Chapter 2 Complex EVAR (Zfen, PMEG, Parallel graft)

Patients with complex thoracoabdominal aneurysms with significant comorbidities can be repaired with custom fenestrated endovascular devices. This can be done as a standalone procedure or as part of a staged repair of a more extensive aneurysm. Disposition for these patients is often limited more by their comorbidities instead of the procedure themselves.

2.1 Common issues

  1. Femoral access issues – the majority of procedures are performed with percutaneous access, but many require a cut-down and arterial repair if there are issues with large bore femoral access. If you are called to evaluate determine hemodynamic stability of the patient, presence of hematoma, ecchymosis, pseudoaneurysm or active bleeding. Most can be solved with additional pressure but may require a skin stitch or further evaluation with imaging.
  2. Endoleak – Most endoleaks should be corrected before leaving the OR, but some patients have small Type 1 or 2 endoleaks that can be watched and may seal on their own. It is important for the team to be aware of patients with ongoing leaks in the perioperative period.
  3. Acute graft syndrome – Patients sometimes have a physiologic response to graft implantation that includes abdominal pain, fever, leukocytosis, and thrombocytopenia. These patients should have a traditional fever workup to rule out other causes of sepsis, but if more dangerous etiologies are ruled out, this can be managed conservatively.
  4. Colonic ischemia – The IMA is covered in all of these procedures. Rarely, this results in colonic ischemia. This presents with worsening abdominal pain, bloody stools and signs of sepsis. Immediate management should be resuscitation and endoscopy.
  5. Visceral arterial occlusion – The SMA, Celiac and renal arteries are accessed and stented during these procedures. They should be followed closely for signs of hepatic, mesenteric or renal ischemia.
  6. Spinal ischemia – depending on the extent of the aneurysm these patients are at high risk for spinal ischemia. Preventative measures to reduce spinal ischemia include optimizing tissue oxygenation by avoiding anemia and hypotension and spinal drain placement.
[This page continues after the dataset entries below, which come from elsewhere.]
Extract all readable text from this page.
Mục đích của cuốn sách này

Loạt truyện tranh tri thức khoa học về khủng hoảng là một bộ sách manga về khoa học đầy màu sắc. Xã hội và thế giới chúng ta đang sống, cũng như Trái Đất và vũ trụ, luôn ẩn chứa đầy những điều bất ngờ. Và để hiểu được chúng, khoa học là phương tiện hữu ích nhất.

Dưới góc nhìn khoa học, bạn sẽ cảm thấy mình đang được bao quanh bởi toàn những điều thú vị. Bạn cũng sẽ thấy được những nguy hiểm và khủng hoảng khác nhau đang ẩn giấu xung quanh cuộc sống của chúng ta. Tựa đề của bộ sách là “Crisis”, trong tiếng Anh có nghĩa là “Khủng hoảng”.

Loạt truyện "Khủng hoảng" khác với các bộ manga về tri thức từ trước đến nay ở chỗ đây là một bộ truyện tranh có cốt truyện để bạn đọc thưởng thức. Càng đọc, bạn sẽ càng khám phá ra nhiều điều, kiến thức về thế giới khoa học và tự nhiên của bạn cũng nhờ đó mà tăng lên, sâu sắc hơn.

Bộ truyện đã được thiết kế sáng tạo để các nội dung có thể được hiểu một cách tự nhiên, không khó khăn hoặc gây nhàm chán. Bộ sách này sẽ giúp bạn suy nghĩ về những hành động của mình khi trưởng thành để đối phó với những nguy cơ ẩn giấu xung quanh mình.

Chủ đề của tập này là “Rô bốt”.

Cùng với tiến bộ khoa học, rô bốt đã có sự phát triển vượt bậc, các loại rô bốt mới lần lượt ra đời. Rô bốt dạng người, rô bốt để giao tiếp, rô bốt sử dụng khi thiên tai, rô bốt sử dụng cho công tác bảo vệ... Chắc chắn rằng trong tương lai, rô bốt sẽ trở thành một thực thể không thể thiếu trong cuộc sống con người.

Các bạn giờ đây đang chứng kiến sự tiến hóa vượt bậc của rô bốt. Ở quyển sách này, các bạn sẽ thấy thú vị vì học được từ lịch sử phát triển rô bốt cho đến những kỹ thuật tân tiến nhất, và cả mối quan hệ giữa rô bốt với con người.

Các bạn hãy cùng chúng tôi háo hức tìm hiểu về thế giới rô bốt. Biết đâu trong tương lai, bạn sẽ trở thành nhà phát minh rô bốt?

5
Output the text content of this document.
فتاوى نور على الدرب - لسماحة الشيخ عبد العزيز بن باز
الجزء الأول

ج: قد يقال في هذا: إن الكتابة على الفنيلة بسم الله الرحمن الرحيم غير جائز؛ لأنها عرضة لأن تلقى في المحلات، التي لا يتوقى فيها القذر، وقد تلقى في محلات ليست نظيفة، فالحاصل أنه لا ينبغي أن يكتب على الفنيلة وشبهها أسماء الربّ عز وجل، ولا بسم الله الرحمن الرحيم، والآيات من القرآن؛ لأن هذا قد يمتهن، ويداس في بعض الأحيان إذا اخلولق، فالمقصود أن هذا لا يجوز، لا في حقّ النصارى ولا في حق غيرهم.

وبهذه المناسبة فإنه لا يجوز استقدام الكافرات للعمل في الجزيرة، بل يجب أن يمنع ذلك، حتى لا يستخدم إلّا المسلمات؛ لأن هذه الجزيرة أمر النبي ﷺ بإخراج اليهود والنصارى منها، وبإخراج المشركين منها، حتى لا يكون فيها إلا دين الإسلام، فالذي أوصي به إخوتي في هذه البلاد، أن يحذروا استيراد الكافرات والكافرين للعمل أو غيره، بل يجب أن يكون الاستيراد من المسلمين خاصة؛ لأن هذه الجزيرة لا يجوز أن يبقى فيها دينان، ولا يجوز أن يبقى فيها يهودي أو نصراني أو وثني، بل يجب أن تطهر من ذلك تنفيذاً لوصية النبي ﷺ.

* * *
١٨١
Important physical exam findings are hip flexion.

2.2 Post-op Pathway

2.2.1 POD 0

  • Level of care: SICU
  • Diet: NPO on maintenance IVF
  • Activity: Bedrest
  • Patient parameters
    • SBP 140-180, MAP 90
    • Hgb > 10
    • Plts > 100
    • INR < 1.4
  • Labs:
    • SICU: CBC, Chem 7, LFTs, coags, lactate, ABG
    • AM: CBC, Chem 7, LFTs, coags, lactate, ABG
  • Nursing:
    • Neurovascular checks bilateral lower extremities
    • Spinal drain monitoring
  • Wound care
    • Ace wrap to arm if brachial access utilized.
  • Medications
    • Pain – non-opiates often sufficient
    • Cardiac – Drips to maintain BP parameters, especially important if spinal drain in place and high risk for spinal cord ischemia
    • Antibiotics – 24hr perioperative abx (Ancef 2g q8 x2 doses)
    • Heme – DVT PPx, make sure to hold around the time of spinal drain removal.

2.2.2 POD 1-3

Advance with BP within range without drips and spinal drain removed

  • Level of care: Transfer to stepdown
  • Diet: Comorbidity specific diet
  • Activity: Ambulate TID
  • Wound care: Remove bilateral groin dressing.